By Paula Doe
Adaptive testing using machine learning to predict die performance in a downstream test can reduce the number of cycles by as much as 40 per cent without compromising test performance, notes Dan Sebban, VP of data analysis, OptimalPlus, who’ll speak on machine learning challenges at SEMICON West’s Test Vision 2020 program. “As devices and their test requirements grow in complexity, the motivation for automating adaptive test greatly increases,” he states, adding that characteristics such as die location on the wafer, defects on neighboring die, condition of the tester, and test values near the specification limits can help predict which die are likely to be good.
“The big issue we see is that while everyone likes the idea of machine learning, it remains a black box model, with little visibility into why it makes the decisions it does,” adds Sebban. In addition, a suitable infrastructure to run, deploy and assess a machine learning model in real time is required. “There is still some hesitation to adopt machine learning. It’s a big change of mindset. While building the confidence to use machine learning will take time and experience, using the technology to automate big data analysis with the relevant infrastructure may be our best alternative to reduce test cost.”

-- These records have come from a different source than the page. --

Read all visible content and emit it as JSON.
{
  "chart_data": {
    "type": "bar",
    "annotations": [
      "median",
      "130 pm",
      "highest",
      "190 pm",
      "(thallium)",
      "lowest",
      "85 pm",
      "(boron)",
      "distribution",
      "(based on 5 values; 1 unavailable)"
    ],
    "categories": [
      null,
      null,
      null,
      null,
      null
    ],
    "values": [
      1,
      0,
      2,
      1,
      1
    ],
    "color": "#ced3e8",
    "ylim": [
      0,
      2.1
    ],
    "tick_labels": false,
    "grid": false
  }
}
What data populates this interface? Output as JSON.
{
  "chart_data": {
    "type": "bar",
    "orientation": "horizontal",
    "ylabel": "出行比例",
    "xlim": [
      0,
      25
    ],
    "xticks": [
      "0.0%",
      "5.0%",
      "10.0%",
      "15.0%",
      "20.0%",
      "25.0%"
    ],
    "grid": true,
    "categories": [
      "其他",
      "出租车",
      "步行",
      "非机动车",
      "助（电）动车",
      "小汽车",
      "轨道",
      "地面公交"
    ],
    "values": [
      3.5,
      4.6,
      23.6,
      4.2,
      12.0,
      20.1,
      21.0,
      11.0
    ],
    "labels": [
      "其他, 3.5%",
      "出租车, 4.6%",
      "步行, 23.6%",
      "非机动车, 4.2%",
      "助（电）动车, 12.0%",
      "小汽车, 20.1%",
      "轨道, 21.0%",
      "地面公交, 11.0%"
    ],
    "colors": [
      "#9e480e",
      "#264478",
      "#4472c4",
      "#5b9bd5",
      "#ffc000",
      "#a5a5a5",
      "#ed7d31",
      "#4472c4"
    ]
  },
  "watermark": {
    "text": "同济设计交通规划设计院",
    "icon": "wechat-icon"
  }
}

Systems test and parts-per-billion quality become the rule
Systems test will continue to become more prominent and more complex as chips and packages shrink, affirms Stacy Ajouri, Texas Instruments system integration engineer and Test Vision 2020 event chair. “Even IC makers now need to start doing more systems test.” And as more ICs are used in automotive applications, the distinction between consumer and automotive requirements is blurring, driving demand in other markets for higher precision test with parts-per-billion defectivity requirements.
“Intelligent test gets increasingly challenging as devices become more complex and as testing moves from distinguishing good from bad devices to figuring out how to repair and trim marginal devices to make them good,” adds Derek Floyd, Advantest director of business development, this year’s program chair.

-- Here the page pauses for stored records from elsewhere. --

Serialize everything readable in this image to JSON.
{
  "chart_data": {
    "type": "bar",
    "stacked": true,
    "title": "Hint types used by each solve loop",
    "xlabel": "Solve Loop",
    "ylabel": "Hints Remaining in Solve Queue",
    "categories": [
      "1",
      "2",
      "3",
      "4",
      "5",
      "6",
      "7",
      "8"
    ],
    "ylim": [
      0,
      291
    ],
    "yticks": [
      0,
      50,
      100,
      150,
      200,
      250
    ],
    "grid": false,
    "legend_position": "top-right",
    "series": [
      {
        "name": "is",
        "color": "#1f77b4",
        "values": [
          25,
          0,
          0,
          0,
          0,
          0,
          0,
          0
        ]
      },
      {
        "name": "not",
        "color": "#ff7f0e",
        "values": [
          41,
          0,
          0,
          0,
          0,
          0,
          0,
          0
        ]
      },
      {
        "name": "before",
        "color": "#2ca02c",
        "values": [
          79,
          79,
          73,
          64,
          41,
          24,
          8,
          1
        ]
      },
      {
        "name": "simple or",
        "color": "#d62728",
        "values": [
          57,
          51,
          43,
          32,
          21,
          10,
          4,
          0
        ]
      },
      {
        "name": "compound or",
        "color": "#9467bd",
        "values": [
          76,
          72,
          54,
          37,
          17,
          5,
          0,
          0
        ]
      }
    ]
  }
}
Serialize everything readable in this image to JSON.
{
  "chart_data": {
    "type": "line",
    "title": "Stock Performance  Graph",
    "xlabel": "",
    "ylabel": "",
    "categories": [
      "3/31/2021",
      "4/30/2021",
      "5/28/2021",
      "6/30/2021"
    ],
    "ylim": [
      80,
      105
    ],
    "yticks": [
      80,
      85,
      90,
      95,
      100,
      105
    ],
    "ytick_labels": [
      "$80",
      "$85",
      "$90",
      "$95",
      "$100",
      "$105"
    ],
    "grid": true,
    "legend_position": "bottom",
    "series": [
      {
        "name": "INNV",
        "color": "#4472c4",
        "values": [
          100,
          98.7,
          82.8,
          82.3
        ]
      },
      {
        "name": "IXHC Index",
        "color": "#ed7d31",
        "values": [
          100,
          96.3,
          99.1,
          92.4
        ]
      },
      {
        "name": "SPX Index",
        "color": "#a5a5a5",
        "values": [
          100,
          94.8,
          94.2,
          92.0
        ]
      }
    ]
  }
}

“We’re highlighting efforts to create the infrastructure the industry needs to manage big data for machine learning with test platforms from different vendors,” says Ajouri, citing work on new standards for streaming data from the testers and labeling critical steps in consistent language to simplify the use of data from different platforms in real time. “I have 10 platforms from multiple vendors, and I need them to mean exactly the same thing by ‘lot’ so I don’t have to sort it out before I can use the data,” she says.
Are devices becoming too complicated to test at the required price point?
Can testing be economical with up to a million die per wafer, 50 data points per die, a requirement for parts-per-billion accuracy, and the need to identify parts that test good now but that might fail in the future? Organizers of the event invite chipmakers and test suppliers to debate the issue. “The speed of innovation in the semiconductor industry challenges test to keep pace,” notes Floyd. “The product we’re testing is always ahead of the product we have to test it with.”
The two-day event features sessions on automotive test; big data and machine learning for adaptive test; handling and interface issues such as over-the-air testing; and a general session covering memory and RF test.